Crude Options Volatility Rises as Futures Trade in $2 Range

Crude options volatility rose as futures traded in a $2 range for a third day, awaiting the outcome of a Federal Reserve policy meeting that ends July 31.

Implied volatility for at-the-money options expiring in September, a measure of expected price swings in futures and a gauge of options value, was 21.4 percent on the New York Mercantile Exchange at 2:05 p.m., from 21.03 percent July 26.

“We’ve got into a new range,” said Phil Flynn, senior market analyst at Price Futures Group in Chicago. “The market can’t make a decision on what its next move is going to be until it knows what the Fed is going to do.”

West Texas Intermediate crude for September delivery slipped 19 cents to $104.51 a barrel on the Nymex, and traded today between $103.87 and $105.87.

The Fed is expected to announce at the end of its two-day meeting whether it intends to reduce the scale of its $85 billion in bond purchases or leave the program unchanged.

The most active options in electronic trading today were September $93 puts, which fell 4 cents to 5 cents a barrel on volume of 2,657 lots traded as of 2:12 p.m. September $110 calls were the second-most active, dropping 8 cents to 26 cents on volume of 2,073 contracts.

Puts accounted for 63 percent of electronic trading volume. In the prior session, bearish bets made up 53 percent of 76,921 contracts exchanged.

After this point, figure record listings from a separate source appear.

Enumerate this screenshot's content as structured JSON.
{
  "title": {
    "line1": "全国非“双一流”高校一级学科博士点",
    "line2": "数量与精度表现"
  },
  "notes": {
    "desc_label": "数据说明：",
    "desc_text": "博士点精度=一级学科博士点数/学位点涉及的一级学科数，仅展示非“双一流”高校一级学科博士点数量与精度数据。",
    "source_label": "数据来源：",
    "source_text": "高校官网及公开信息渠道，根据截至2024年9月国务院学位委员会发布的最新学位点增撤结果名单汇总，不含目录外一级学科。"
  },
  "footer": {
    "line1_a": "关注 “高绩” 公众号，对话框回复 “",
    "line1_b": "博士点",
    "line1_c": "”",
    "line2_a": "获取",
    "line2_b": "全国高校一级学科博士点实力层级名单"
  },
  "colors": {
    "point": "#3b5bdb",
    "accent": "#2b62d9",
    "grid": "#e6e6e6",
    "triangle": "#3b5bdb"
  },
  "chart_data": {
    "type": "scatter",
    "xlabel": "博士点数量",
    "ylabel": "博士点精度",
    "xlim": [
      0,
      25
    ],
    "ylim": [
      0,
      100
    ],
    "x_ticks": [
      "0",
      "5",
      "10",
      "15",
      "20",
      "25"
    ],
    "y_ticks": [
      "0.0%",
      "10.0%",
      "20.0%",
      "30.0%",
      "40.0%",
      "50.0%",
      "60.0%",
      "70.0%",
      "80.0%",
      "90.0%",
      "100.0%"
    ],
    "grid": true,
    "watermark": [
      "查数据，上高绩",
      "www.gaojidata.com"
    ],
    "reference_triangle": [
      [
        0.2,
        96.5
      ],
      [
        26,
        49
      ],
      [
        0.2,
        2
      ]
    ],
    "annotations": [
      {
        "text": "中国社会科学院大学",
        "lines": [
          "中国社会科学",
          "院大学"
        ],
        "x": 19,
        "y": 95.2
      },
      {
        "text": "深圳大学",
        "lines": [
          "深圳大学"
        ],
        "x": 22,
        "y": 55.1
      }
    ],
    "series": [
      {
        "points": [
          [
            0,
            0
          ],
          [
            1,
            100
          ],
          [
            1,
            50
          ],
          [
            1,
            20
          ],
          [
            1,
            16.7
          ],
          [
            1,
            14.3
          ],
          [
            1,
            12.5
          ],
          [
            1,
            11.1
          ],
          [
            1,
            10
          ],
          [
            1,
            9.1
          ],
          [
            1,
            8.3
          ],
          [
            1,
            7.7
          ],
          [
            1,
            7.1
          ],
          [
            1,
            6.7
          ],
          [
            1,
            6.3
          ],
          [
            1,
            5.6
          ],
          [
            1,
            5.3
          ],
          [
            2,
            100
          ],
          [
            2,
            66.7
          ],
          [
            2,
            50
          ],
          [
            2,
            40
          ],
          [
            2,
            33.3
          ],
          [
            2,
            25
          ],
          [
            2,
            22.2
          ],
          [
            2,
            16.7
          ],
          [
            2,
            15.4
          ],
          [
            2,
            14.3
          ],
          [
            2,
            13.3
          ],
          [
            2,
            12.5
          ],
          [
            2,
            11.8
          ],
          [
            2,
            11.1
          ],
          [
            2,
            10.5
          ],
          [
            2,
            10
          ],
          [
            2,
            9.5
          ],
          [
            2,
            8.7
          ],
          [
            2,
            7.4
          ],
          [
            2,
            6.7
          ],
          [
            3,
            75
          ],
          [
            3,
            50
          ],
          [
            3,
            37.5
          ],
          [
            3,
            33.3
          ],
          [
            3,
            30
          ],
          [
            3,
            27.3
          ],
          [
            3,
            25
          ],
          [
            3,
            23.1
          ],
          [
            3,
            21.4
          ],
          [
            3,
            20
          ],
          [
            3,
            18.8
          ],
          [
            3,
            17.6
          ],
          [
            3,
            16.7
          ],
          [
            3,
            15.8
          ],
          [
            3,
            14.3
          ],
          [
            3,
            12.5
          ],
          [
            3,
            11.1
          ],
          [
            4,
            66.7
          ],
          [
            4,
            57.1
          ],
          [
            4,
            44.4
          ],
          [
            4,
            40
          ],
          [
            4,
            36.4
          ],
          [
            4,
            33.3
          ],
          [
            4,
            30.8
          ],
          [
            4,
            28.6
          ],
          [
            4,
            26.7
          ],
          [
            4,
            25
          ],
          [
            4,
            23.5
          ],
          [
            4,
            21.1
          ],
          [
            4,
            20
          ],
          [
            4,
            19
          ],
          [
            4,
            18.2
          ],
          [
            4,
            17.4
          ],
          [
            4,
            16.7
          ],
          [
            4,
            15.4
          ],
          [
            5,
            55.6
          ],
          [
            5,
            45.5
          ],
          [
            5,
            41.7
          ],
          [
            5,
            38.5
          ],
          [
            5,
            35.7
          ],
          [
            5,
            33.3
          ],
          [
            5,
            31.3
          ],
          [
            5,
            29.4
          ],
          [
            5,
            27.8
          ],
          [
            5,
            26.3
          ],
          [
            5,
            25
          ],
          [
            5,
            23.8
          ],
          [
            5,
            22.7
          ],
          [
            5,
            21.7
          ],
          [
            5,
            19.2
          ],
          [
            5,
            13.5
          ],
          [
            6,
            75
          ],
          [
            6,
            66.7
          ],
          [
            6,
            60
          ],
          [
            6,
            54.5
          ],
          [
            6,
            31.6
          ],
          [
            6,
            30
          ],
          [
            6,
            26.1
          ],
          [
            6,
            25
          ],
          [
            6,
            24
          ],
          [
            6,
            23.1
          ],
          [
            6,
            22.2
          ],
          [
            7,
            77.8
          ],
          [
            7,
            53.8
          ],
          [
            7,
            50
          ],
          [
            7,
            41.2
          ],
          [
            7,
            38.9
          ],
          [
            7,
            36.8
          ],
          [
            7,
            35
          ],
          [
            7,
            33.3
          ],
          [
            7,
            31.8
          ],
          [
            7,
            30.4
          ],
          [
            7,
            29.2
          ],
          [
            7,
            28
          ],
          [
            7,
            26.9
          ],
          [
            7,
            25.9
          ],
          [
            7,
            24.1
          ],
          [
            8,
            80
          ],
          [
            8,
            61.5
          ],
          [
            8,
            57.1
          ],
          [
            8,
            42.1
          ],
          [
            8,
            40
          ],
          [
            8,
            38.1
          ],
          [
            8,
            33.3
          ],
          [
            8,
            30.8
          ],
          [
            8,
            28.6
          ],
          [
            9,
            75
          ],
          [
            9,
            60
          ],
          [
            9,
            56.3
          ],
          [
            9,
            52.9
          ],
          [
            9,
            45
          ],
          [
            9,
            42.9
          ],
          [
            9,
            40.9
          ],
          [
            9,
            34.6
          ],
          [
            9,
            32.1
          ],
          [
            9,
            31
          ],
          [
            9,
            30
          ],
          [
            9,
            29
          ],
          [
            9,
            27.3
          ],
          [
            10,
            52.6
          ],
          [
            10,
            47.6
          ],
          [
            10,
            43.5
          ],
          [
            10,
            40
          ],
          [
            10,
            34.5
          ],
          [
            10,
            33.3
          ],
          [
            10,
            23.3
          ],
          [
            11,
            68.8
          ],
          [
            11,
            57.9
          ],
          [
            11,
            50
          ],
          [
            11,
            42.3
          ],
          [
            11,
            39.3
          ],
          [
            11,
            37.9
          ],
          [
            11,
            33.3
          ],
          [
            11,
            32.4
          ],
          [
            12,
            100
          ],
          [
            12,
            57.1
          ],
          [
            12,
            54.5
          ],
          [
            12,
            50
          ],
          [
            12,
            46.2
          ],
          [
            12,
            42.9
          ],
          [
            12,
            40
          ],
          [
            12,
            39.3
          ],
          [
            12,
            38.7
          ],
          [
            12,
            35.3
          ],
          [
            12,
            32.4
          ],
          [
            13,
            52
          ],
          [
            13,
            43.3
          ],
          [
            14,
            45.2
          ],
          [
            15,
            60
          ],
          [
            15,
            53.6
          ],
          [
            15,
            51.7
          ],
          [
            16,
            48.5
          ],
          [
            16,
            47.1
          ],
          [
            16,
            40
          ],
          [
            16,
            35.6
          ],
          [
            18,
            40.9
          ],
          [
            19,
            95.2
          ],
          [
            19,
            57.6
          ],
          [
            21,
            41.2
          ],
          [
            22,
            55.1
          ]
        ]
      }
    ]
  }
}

September $100 puts were the most-active options July 26 with 4,619 contracts changing hands as they increased 3 cents to 63 cents a barrel. September $95 puts declined 1 cent to 15 cents on 3,933 lots.

Open interest was highest for December $80 puts, with 38,626 contracts. Next were December $90 puts with 37,786 lots and December $70 puts with 35,002.

The exchange distributes real-time data for electronic trading and releases information the next business day on open-outcry volume, where the bulk of options activity occurs.